The watchmakers now build up the dial construction starting with the main dial plate. This plate harbours the circularly brushed outer ring beneath the sapphire donut as well as the 24h indicator ring. Two feet at the back secure the dial to the movement with the help of dedicated eccentric screws (the screw to the left of the crown stem).

The assembly is now ready to receive the GMT disk. What appears to be a quite plain and simple piece actually created and still creates a lot of headaches for us, our suppliers and the watchmakers themselves:

The challenges start already with the production of the disk: technically it is a hand, but in terms of its design and dimensions it is closer to a dial. The latter specification require that the disk itself is made at a dial factory, as firms specialising in watch hands are not equipped to handle ‘hands’ with such large and round shapes. Subsequently, the disk is shipped to our hands manufacturer who then mounts the tube which fixes the disk on the GMT wheel.
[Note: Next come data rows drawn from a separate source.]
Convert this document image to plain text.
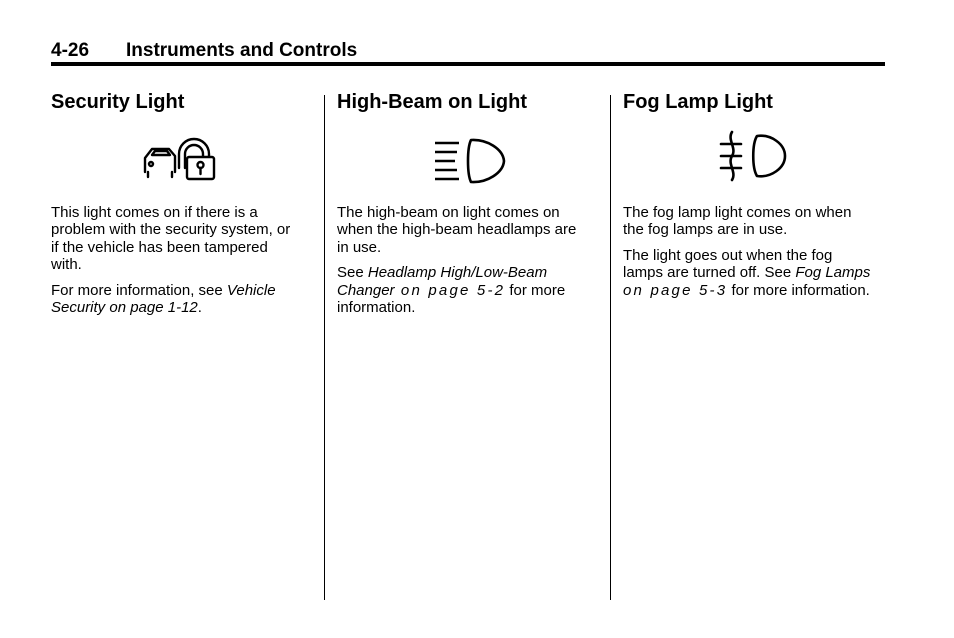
4-26 Instruments and Controls
Security Light

This light comes on if there is a problem with the security system, or if the vehicle has been tampered with.

For more information, see Vehicle Security on page 1-12.

High-Beam on Light

The high-beam on light comes on when the high-beam headlamps are in use.

See Headlamp High/Low-Beam Changer on page 5-2 for more information.

Fog Lamp Light

The fog lamp light comes on when the fog lamps are in use.

The light goes out when the fog lamps are turned off. See Fog Lamps on page 5-3 for more information.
Due to the dimensions of the disk any impressions in production and assembly will be readily visible to the naked eye. Furthermore, the entire disk is always visible, which means that misalignments (such as eccentric or skewed insertion) will be more objectionable than in the case of a GMT hand or window (where such imperfections would be hidden).

This calls for special care and attention during production, quality checks and particularly while the disk is being fit to the watch. Each disk is carefully positioned with the pointing tool, and then checked for both planarity as well as centricity:

Similar diligence is needed to mount the hands. First, they are sprayed with the same Super-LumiNova C1 used for the donut. Next, due to the GMT function and our specific dial design there is very little clearance between the dial and the hour hand as well as between the hands themselves.

We learned that the alignment of the hands takes some time and needs several attempts. The watchmakers use a thick and soft plastic wrap to cover the dial while making fine adjustments to the tilt of the hands:

Only now can the sapphire donut be set in place. The donut needs to be slipped precisely into place, between the minute hand and dial, in a way that aligns it with the dial indications. 

There are two notches on the donut ring at 12 and at 6 o’clock to precisely position it on the respective tappets on the dial.